第21章 真
壊れた櫛、冷たい体温、ぬくもりはそこにある……けれど。
「……歳三……様」
「だからって、何かを望むだとかお前をどうしようだとか、そんなつもりはねぇ。ただ……」
志摩子は強引に土方を押し退けると、酷く傷付いた顔で彼を見る。土方が伸ばした手さえ、彼女は唇を噛み払いのけた。

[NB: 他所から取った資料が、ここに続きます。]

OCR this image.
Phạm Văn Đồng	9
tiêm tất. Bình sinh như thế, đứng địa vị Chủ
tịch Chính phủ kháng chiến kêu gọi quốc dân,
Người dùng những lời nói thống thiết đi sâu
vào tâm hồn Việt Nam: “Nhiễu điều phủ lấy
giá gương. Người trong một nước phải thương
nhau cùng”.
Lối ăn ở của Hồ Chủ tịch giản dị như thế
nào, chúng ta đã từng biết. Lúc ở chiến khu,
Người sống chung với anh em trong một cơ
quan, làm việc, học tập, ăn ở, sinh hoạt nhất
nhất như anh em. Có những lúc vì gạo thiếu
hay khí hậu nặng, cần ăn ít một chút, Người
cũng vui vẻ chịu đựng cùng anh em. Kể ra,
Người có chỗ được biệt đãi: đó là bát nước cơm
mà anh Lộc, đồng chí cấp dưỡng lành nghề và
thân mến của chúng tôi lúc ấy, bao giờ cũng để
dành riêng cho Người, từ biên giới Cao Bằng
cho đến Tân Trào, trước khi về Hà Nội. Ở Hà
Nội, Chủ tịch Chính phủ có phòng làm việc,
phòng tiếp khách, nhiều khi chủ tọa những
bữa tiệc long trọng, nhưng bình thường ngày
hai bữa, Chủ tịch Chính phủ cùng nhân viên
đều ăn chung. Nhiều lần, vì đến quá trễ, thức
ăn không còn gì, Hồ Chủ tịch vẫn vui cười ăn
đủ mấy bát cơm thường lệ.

「何の……ご冗談ですか? 気でも、触れたのですか……?」
「そう、見えるのか」
「はい……見えます。私の知る歳三様は、いつも気高く凛と張りつめていて……新選組のためにと常に厳しく在られる方です。たった一人の女に、このような行為を強いる人ではないはずです」
「そうか」
「だから、私のことをからかっていらっしゃるのでしょう? そう……仰って下さい」
「ならばそうだと言えば、お前は納得するというのか。ただの気まぐれだったと、気が触れただけだと……俺がそう言えば、お前は納得するのか」
くだらない、と土方は鼻で笑った。
志摩子が払った土方の手は、ほんのりと赤みを帯びていた。確かな拒絶。灰色の雲のように、土方の瞳は曇りつつあった。そこに光はない。
「お前のいう俺とは、なんだ。お前の見ている俺は……本当の俺か? それが土方歳三という男だと、お前は本気で言えるのか」
「……それは」
「お前は何もわかっちゃいねぇよ。何も……わかろうとさえしていない。志摩子、お前が見て来た俺はな……結局は外側でしかないんだ」
土方の声が響く。だんだん、祭囃子の音も志摩子には聞こえなくなってきていた。触れ合った唇は、焼け付くように熱を持つ。まだ感触が残っている気がして、志摩子は唇をぐっと噛んだ。